Die Microsoft Live Labs haben ein Verfahren gefunden, Bildinformationen auf intuitivere Art und Weise zugänglich zu machen. Die Microsoft-Forscher haben in Zusammenarbeit mit der Universität Washington ein Verfahren zum Betrachten großer Bildersammlungen desselben Motivs entwickelt, welches einen völlig anderen Eindruck vermittelt als ein Gigapixel- Bild. Die zugehörige Anwendung heißt Photosynth. Die Synths genannten Bildersammlungen verdankt der Betrachter einem Forschungsprojekt der Universität Washington namens Photo Tourism, deren Ziel es war, eine Umgebung zum Betrachten großer Fotokollektionen zu entwickeln. Dabei wird der Betrachter nicht nur über die Ausrichtung des Fotos, sondern auch über die Aufnahmeposition, Ausrichtung und das Blickfeld der Kamera informiert.

Photosynth verknüpft Einzelbilder lose miteinander zu einem dreidimensionalen Modell.

Photosynth ist eine 3D-Welt im Kleinen. Der Viewer funktioniert immer nur im abgeschlossenen Kontext, das heißt mit Bildern, die sich ähnlich einem zusammengesetzten Panorama überlappen. Auf der Projektseite im Web stehen sieben verschiedene Modelle zum Betrachten bereit: der Petersplatz in Rom, die kanadischen Grassi-Seen, der Markusplatz in Venedig, das Atelier des Künstlers Gary Faigin, der südkoreanische Gyeongbokgung-Palast, eine BBC-Kollektion mit dem Titel „How we built Britain“ sowie Bilder des Space Shuttles Endeavor. Alle Kollektionen lassen sich auf Windows-Rechnern mit XP SP2 oder Vista mit Internet Explorer ab Version 6 oder Firefox ab Version 1.5 betrachten. Voraussetzung ist, dass man vorher den Photosynth-Browser installiert.

„Einer der Träume ist, dass dieser Ansatz virtuelle Reisen zu den interessanten und wichtigen Sehenswürdigkeiten dieser Welt erlaubt“, sagen Noah Snavely und Steven M. Seitz von der Universität Washington sowie Richard Szeliski von Microsoft Research in einem Paper über Photo Tourism. Anders als ein Panorama-Stitcher fügt Photosynth nicht lediglich mehrere Fotos zu einem neuen Bild mit geradegebogenen Kanten zusammen. Der Betrachter fliegt stattdessen per Pfeiltasten durch eine Art 3D-Modell. Er bekommt kein Drahtgitter oder texturierte Flächen zu sehen, sondern navigiert im schwarzen Raum, der von ein paar Lichtpunkten erhellt wird. Die Punktwolke gibt eine grobe Orientierung. Fotos erscheinen während der Fahrt als trapezförmige Rahmen.

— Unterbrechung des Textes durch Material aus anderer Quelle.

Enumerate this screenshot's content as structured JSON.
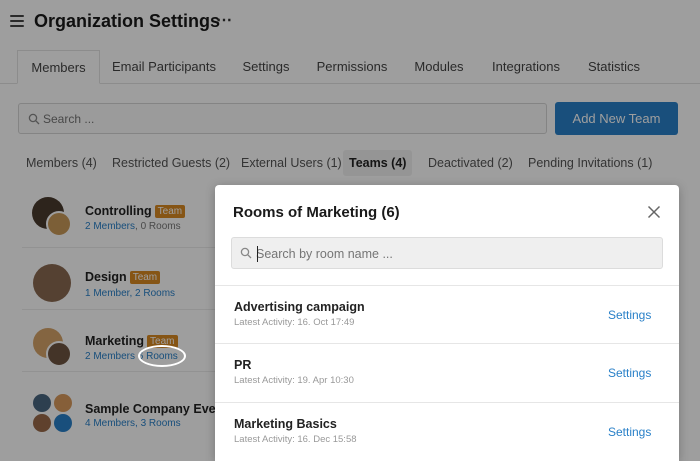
{
  "header": {
    "title": "Organization Settings",
    "more_icon": "more-horizontal-icon"
  },
  "tabs": [
    {
      "label": "Members",
      "active": true
    },
    {
      "label": "Email Participants"
    },
    {
      "label": "Settings"
    },
    {
      "label": "Permissions"
    },
    {
      "label": "Modules"
    },
    {
      "label": "Integrations"
    },
    {
      "label": "Statistics"
    }
  ],
  "search": {
    "placeholder": "Search ..."
  },
  "add_team_label": "Add New Team",
  "subtabs": [
    {
      "label": "Members (4)"
    },
    {
      "label": "Restricted Guests (2)"
    },
    {
      "label": "External Users (1)"
    },
    {
      "label": "Teams (4)",
      "active": true
    },
    {
      "label": "Deactivated (2)"
    },
    {
      "label": "Pending Invitations (1)"
    }
  ],
  "teams": [
    {
      "name": "Controlling",
      "badge": "Team",
      "members": "2 Members",
      "rooms": "0 Rooms"
    },
    {
      "name": "Design",
      "badge": "Team",
      "members": "1 Member",
      "rooms": "2 Rooms"
    },
    {
      "name": "Marketing",
      "badge": "Team",
      "members": "2 Members",
      "rooms": "6 Rooms"
    },
    {
      "name": "Sample Company Every",
      "badge": "",
      "members": "4 Members",
      "rooms": "3 Rooms"
    }
  ],
  "modal": {
    "title": "Rooms of Marketing (6)",
    "search_placeholder": "Search by room name ...",
    "rooms": [
      {
        "name": "Advertising campaign",
        "activity": "Latest Activity: 16. Oct 17:49",
        "settings": "Settings"
      },
      {
        "name": "PR",
        "activity": "Latest Activity: 19. Apr 10:30",
        "settings": "Settings"
      },
      {
        "name": "Marketing Basics",
        "activity": "Latest Activity: 16. Dec 15:58",
        "settings": "Settings"
      }
    ]
  },
  "colors": {
    "accent": "#2980c8",
    "badge": "#d98a22",
    "overlay": "rgba(0,0,0,0.38)"
  }
}
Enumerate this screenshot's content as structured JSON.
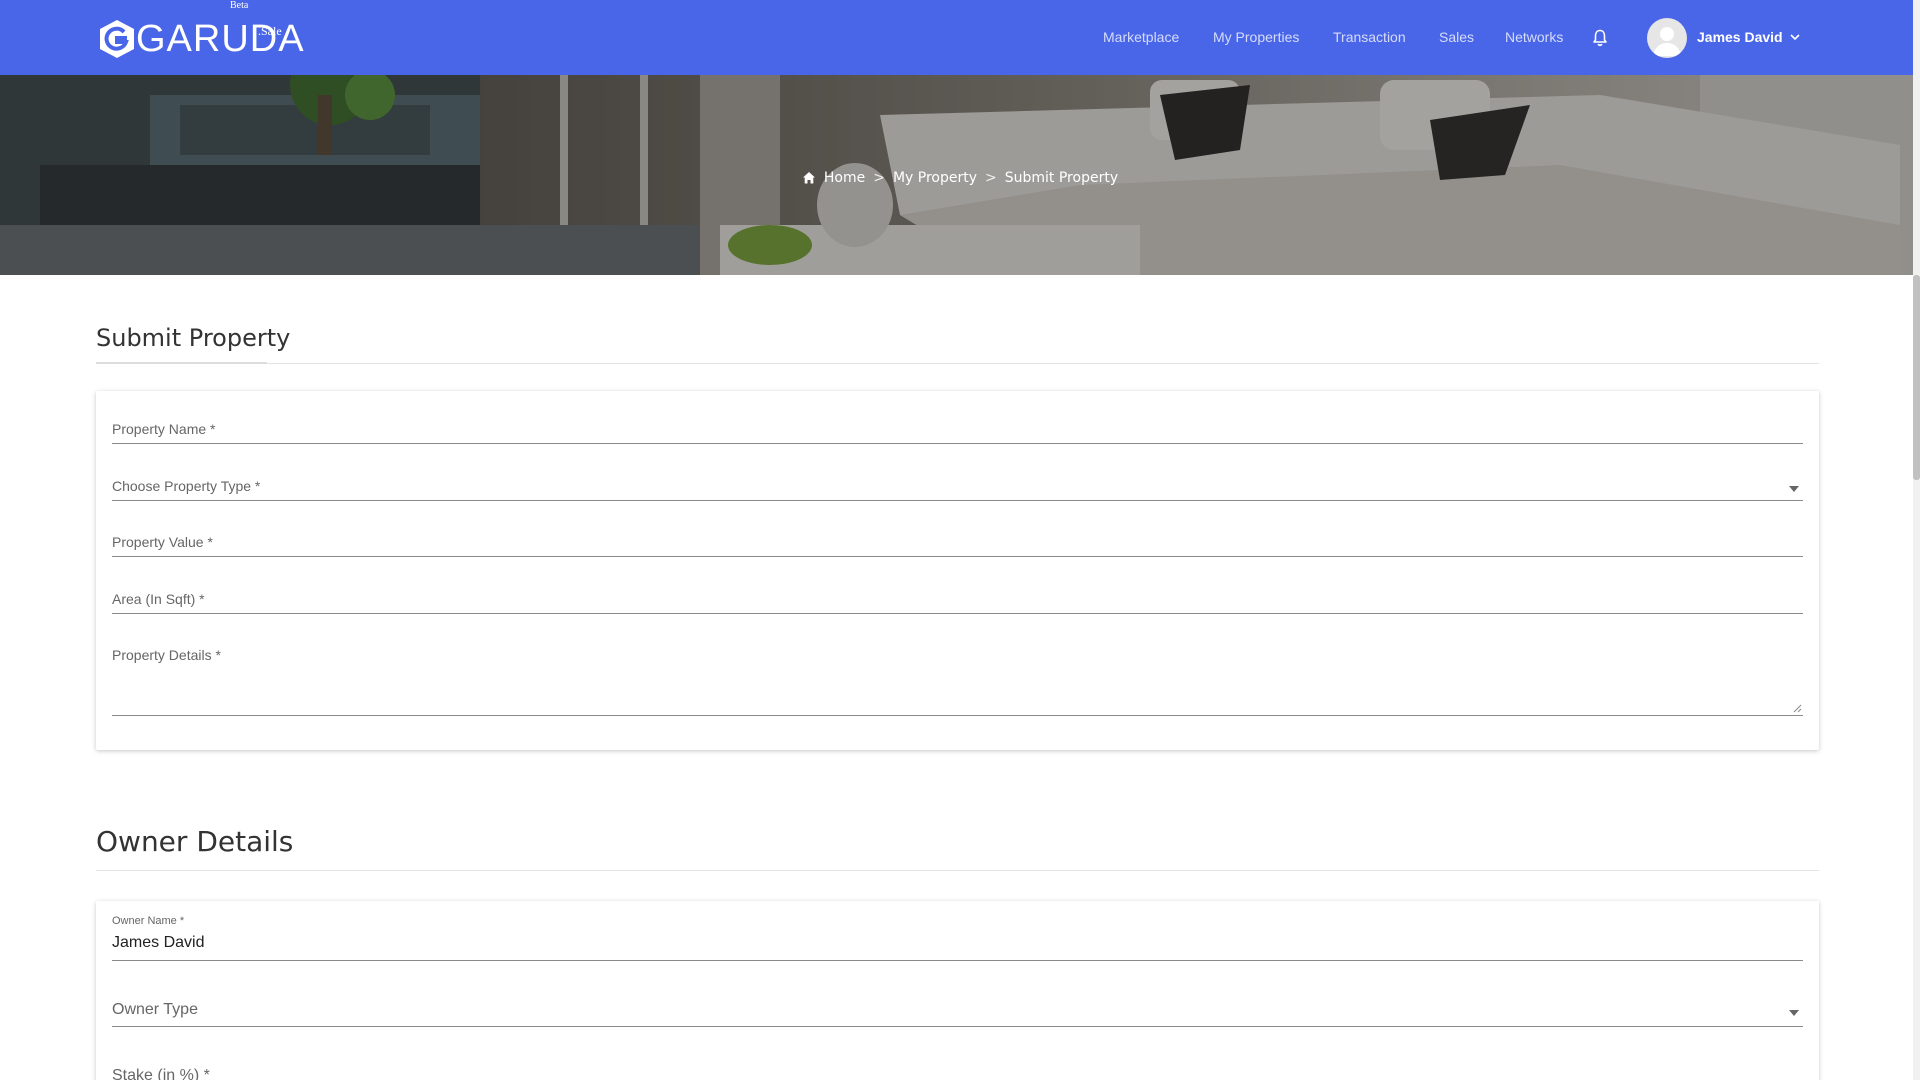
{
  "brand": {
    "logo_text": "GARUDA",
    "beta": "Beta",
    "sale": ".Sale"
  },
  "colors": {
    "header_bg": "#4a66e8",
    "nav_text": "#d5dcfb"
  },
  "nav": {
    "items": [
      "Marketplace",
      "My Properties",
      "Transaction",
      "Sales",
      "Networks"
    ],
    "notification_icon": "bell-icon",
    "user_name": "James David",
    "user_menu_icon": "chevron-down-icon"
  },
  "breadcrumb": {
    "home": "Home",
    "sep1": ">",
    "middle": "My Property",
    "sep2": ">",
    "current": "Submit Property"
  },
  "submit_section": {
    "title": "Submit Property",
    "fields": {
      "property_name": "Property Name *",
      "property_type": "Choose Property Type *",
      "property_value": "Property Value *",
      "area": "Area (In Sqft) *",
      "property_details": "Property Details *"
    }
  },
  "owner_section": {
    "title": "Owner Details",
    "owner_name_label": "Owner Name *",
    "owner_name_value": "James David",
    "owner_type": "Owner Type",
    "stake": "Stake (in %) *"
  }
}
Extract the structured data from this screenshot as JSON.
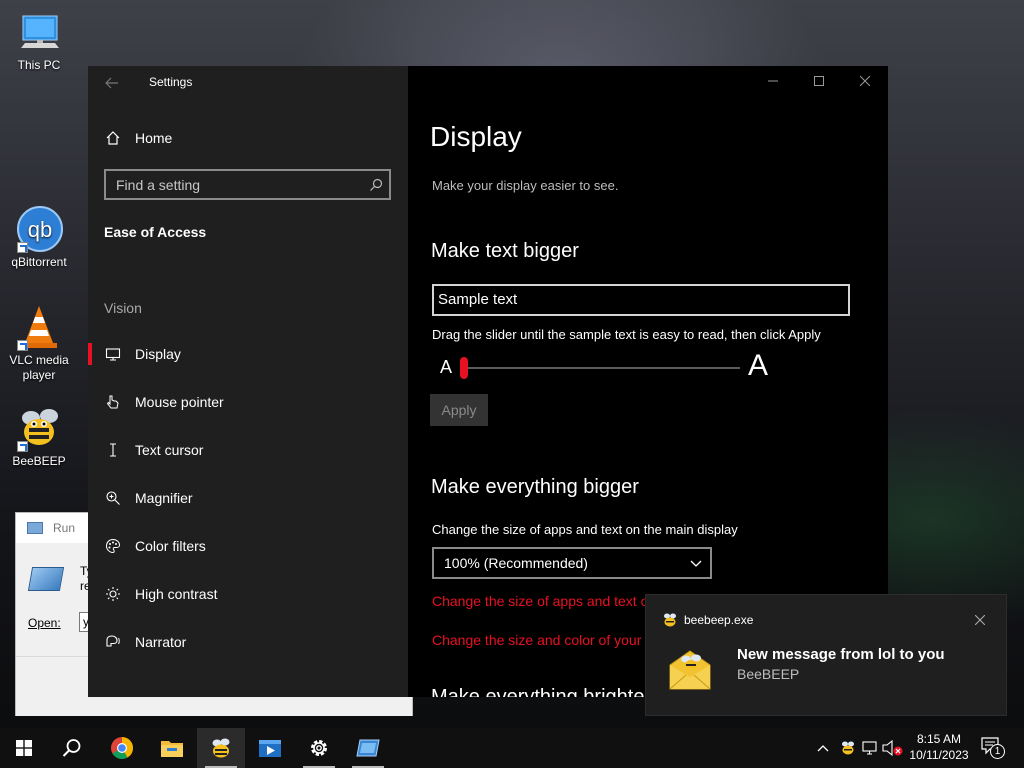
{
  "desktop": {
    "icons": [
      {
        "label": "This PC"
      },
      {
        "label": "qBittorrent"
      },
      {
        "label": "VLC media player"
      },
      {
        "label": "BeeBEEP"
      }
    ]
  },
  "run_dialog": {
    "title": "Run",
    "prompt_partial": "Ty",
    "prompt_partial2": "re",
    "open_label": "Open:",
    "input_partial": "y"
  },
  "settings": {
    "window_title": "Settings",
    "back_icon": "back-arrow-icon",
    "home_label": "Home",
    "search_placeholder": "Find a setting",
    "section_title": "Ease of Access",
    "group_label": "Vision",
    "nav_items": [
      {
        "label": "Display",
        "icon": "monitor-icon",
        "active": true
      },
      {
        "label": "Mouse pointer",
        "icon": "mouse-pointer-icon",
        "active": false
      },
      {
        "label": "Text cursor",
        "icon": "text-cursor-icon",
        "active": false
      },
      {
        "label": "Magnifier",
        "icon": "magnifier-icon",
        "active": false
      },
      {
        "label": "Color filters",
        "icon": "color-filters-icon",
        "active": false
      },
      {
        "label": "High contrast",
        "icon": "high-contrast-icon",
        "active": false
      },
      {
        "label": "Narrator",
        "icon": "narrator-icon",
        "active": false
      }
    ],
    "content": {
      "title": "Display",
      "subtitle": "Make your display easier to see.",
      "text_bigger_heading": "Make text bigger",
      "sample_text": "Sample text",
      "slider_instruction": "Drag the slider until the sample text is easy to read, then click Apply",
      "slider_small_label": "A",
      "slider_large_label": "A",
      "slider_value": 0,
      "apply_label": "Apply",
      "everything_bigger_heading": "Make everything bigger",
      "scale_description": "Change the size of apps and text on the main display",
      "scale_selected": "100% (Recommended)",
      "link_scale": "Change the size of apps and text on other displays",
      "link_pointer": "Change the size and color of your mouse pointer",
      "next_heading_partial": "Make everything brighter"
    }
  },
  "taskbar": {
    "apps": [
      "start-icon",
      "search-icon",
      "chrome-icon",
      "file-explorer-icon",
      "beebeep-icon",
      "media-player-icon",
      "settings-gear-icon",
      "run-dialog-icon"
    ],
    "clock_time": "8:15 AM",
    "clock_date": "10/11/2023",
    "notification_count": "1"
  },
  "toast": {
    "app_name": "beebeep.exe",
    "title": "New message from lol to you",
    "body": "BeeBEEP"
  },
  "colors": {
    "accent": "#e81123",
    "nav_bg": "#1f1f1f",
    "content_bg": "#000000",
    "taskbar_bg": "#101010"
  }
}
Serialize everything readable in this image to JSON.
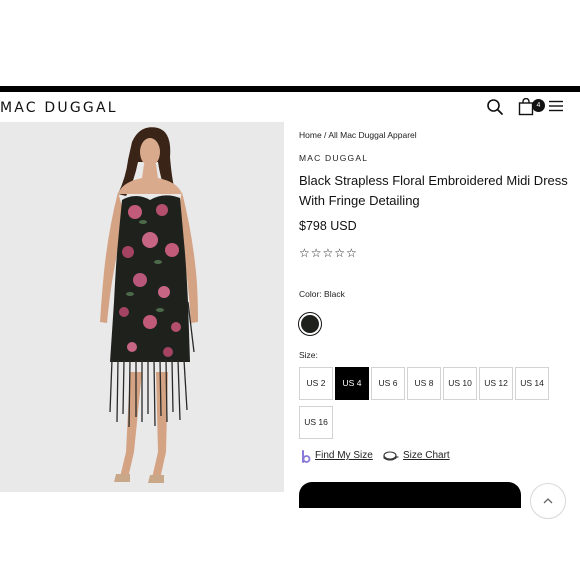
{
  "header": {
    "logo": "MAC DUGGAL",
    "icons": [
      "search-icon",
      "shopping-bag-icon",
      "hamburger-menu-icon"
    ],
    "bag_count": "4"
  },
  "product": {
    "breadcrumb": [
      "Home",
      " / ",
      "All Mac Duggal Apparel"
    ],
    "brand": "MAC DUGGAL",
    "title": "Black Strapless Floral Embroidered Midi Dress With Fringe Detailing",
    "price": "$798 USD",
    "rating_stars": "☆☆☆☆☆",
    "color_label": "Color: Black",
    "size_label": "Size:",
    "sizes": [
      "US 2",
      "US 4",
      "US 6",
      "US 8",
      "US 10",
      "US 12",
      "US 14",
      "US 16"
    ],
    "selected_size": "US 4",
    "find_my_size": "Find My Size",
    "size_chart": "Size Chart"
  },
  "colors": {
    "accent": "#000000",
    "swatch": "#1e211c",
    "image_bg": "#e9e9ea"
  }
}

Steuert der virtuell Reisende darauf zu, zeigt der Photosynth-Browser das Bild an. Klickt er auf ein anderes, benachbartes Bild, wechselt der Browser nicht nur die Ausrichtung, sondern auch die Perspektive. Was vorher ein Trapez war, wird ein Rechteck. So lässt sich die gesamte Notre Dame im Browser umrunden und von jedem erdenklichen Blickwinkel aus betrachten. Stehen genug Detailaufnahmen zur Verfügung, lassen sich sogar einzelne Fenster und Wasserspeier in Augenschein nehmen. Während der Fahrt geht ständig ein Foto sanft in ein anderes über. Je nach Dichte der verarbeiteten Fotos fährt man von Bild zu Bild an der Fassade der Notre Dame oder den Gebäuden am Markusplatz entlang.